Offit: A phrase like almost no mortality—really? So the 20 to 60 children who died every year of rotavirus in this country, that’s okay? One child dying is too many, especially if you can safely prevent it. So I don’t agree with that.
Sure, right now the morbidity is low because of the vaccine, and certainly the mortality is largely gone because of the vaccine. We are once again exposing children unnecessarily to harm. There’s no advantage to this. There were 70,000 hospitalizations a year, which was not trivial, and virtually eliminating them was one of the major successes for vaccines in this country. And I don’t understand why you would ever back off that success.
I also just never imagined we would ever get to a time when the CDC, the nation’s No. 1 public-health agency, and the ACIP, which was a group of outside expert advisers who went through the science and made best recommendations, would get to the point where it was basically not a scientific organization anymore. It’s an organization run by an anti-vaccine activist who was a science denialist and conspiracy theorist. I mean, that’s where we are now. We don’t have the CDC anymore. We don’t have an ACIP anymore. I certainly never imagined that. [Editor’s note: Kennedy has an established history of anti-vaccine activism and of embracing conspiracy theories. Nixon, the HHS spokesperson, did not offer further comment on this criticism.]

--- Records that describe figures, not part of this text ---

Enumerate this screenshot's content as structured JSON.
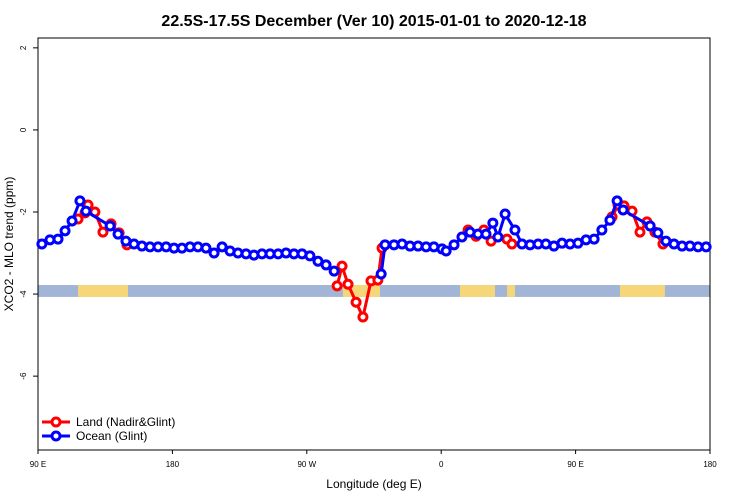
{
  "chart_data": {
    "type": "line",
    "title": "22.5S-17.5S December (Ver 10)   2015-01-01 to 2020-12-18",
    "x_label": "Longitude (deg E)",
    "y_label": "XCO2 - MLO trend (ppm)",
    "xlim": [
      90,
      540
    ],
    "ylim": [
      -7.8,
      2.24
    ],
    "xticks": [
      {
        "value": 90,
        "label": "90 E"
      },
      {
        "value": 180,
        "label": "180"
      },
      {
        "value": 270,
        "label": "90 W"
      },
      {
        "value": 360,
        "label": "0"
      },
      {
        "value": 450,
        "label": "90 E"
      },
      {
        "value": 540,
        "label": "180"
      }
    ],
    "yticks": [
      2,
      0,
      -2,
      -4,
      -6
    ],
    "legend": "bottom-left",
    "land_strip": {
      "ylim": [
        -3.78,
        -4.07
      ],
      "ocean_color": "#a2b5d6",
      "land_color": "#f5d77a",
      "land": [
        [
          116.8,
          150.3
        ],
        [
          294.2,
          319
        ],
        [
          372.6,
          396
        ],
        [
          404.1,
          409.4
        ],
        [
          479.7,
          509.8
        ]
      ]
    },
    "series": [
      {
        "name": "Land (Nadir&Glint)",
        "color": "#ff0000",
        "x": [
          116.8,
          121.5,
          123.5,
          128.1,
          133.5,
          138.9,
          144.3,
          149.6,
          227.5,
          290.3,
          293.6,
          297.6,
          303,
          307.6,
          313,
          317.6,
          320.4,
          352.5,
          378,
          383.3,
          388.6,
          393.4,
          398.8,
          404,
          407.4,
          440,
          474.4,
          478.4,
          482.4,
          487.8,
          493.1,
          497.8,
          503.1,
          508.5
        ],
        "values": [
          -2.17,
          -2.02,
          -1.83,
          -2.0,
          -2.49,
          -2.29,
          -2.51,
          -2.8,
          null,
          -3.8,
          -3.32,
          -3.76,
          -4.2,
          -4.56,
          -3.68,
          -3.66,
          -2.88,
          null,
          -2.44,
          -2.59,
          -2.44,
          -2.71,
          null,
          -2.66,
          -2.78,
          null,
          -2.12,
          -1.83,
          -1.85,
          -1.98,
          -2.49,
          -2.24,
          -2.49,
          -2.78
        ]
      },
      {
        "name": "Ocean (Glint)",
        "color": "#0000ff",
        "x": [
          92.6,
          98,
          103.4,
          108.1,
          112.8,
          118.1,
          122.1,
          138.3,
          143.6,
          148.9,
          154.3,
          159.6,
          165,
          170.4,
          175.8,
          181.1,
          186.4,
          191.8,
          197.1,
          202.5,
          207.9,
          213.3,
          218.6,
          223.9,
          229.3,
          234.6,
          240,
          245.4,
          250.8,
          256.1,
          261.4,
          266.8,
          272.1,
          277.5,
          282.9,
          288.3,
          302.5,
          319.8,
          322.4,
          328.4,
          333.8,
          339.1,
          344.5,
          349.9,
          355.1,
          360.5,
          363.3,
          368.6,
          373.9,
          379.3,
          384.6,
          390,
          394.6,
          398,
          402.8,
          409.4,
          414.1,
          419.5,
          424.9,
          430.1,
          435.5,
          440.9,
          446.3,
          451.6,
          457,
          462.4,
          467.6,
          473,
          477.8,
          481.8,
          499.9,
          505.1,
          510.5,
          515.9,
          521.3,
          526.6,
          532,
          537.4
        ],
        "values": [
          -2.78,
          -2.68,
          -2.66,
          -2.46,
          -2.22,
          -1.73,
          -1.98,
          -2.34,
          -2.54,
          -2.71,
          -2.78,
          -2.83,
          -2.85,
          -2.85,
          -2.85,
          -2.88,
          -2.88,
          -2.85,
          -2.85,
          -2.88,
          -3.0,
          -2.85,
          -2.95,
          -3.0,
          -3.02,
          -3.05,
          -3.02,
          -3.02,
          -3.02,
          -3.0,
          -3.02,
          -3.02,
          -3.07,
          -3.2,
          -3.29,
          -3.44,
          null,
          -3.51,
          -2.8,
          -2.8,
          -2.78,
          -2.83,
          -2.83,
          -2.85,
          -2.85,
          -2.9,
          -2.95,
          -2.8,
          -2.61,
          -2.49,
          -2.54,
          -2.54,
          -2.27,
          -2.61,
          -2.05,
          -2.44,
          -2.78,
          -2.8,
          -2.78,
          -2.78,
          -2.83,
          -2.76,
          -2.78,
          -2.76,
          -2.68,
          -2.66,
          -2.44,
          -2.2,
          -1.73,
          -1.95,
          -2.34,
          -2.51,
          -2.71,
          -2.78,
          -2.83,
          -2.83,
          -2.85,
          -2.85
        ]
      }
    ]
  }
}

Wu: This actually isn’t the first time that a rotavirus vaccine has lost a government endorsement. The U.S.’s first rotavirus vaccine, RotaShield, was taken off the market in 1999 after officials detected a rare intestinal-blockage complication. How does the current situation compare? Was there a safety reason to make current rotavirus vaccines less accessible to the public?
Offit: I was actually on the ACIP when that happened. [Editor’s note: Offit was no longer on the ACIP when his own vaccine was voted on.] The [rare side effect was] quickly picked up, and the vaccine was off the market within a little over a year. We care about vaccine safety. It depends on which paper you read, but anywhere from one in 10,000 to one in 30,000 children developed [the blockage]. You were still at greater risk of being hospitalized and dying from rotavirus, but the decision was made to take it off the market.
Wu: What do you think will be the future of the rotavirus vaccine you helped develop and bring to market, and watched help reshape the portrait of diarrheal disease in this country?
Offit: The American Academy of Pediatrics will certainly still recommend it. But younger pediatricians may be less compelled to offer this vaccine, because they didn’t experience this disease when they were in training. But I think what they hopefully realize is that this virus continues to circulate. It’s still out there. And the lower immunization rates, even a little, will cause children to suffer unnecessarily.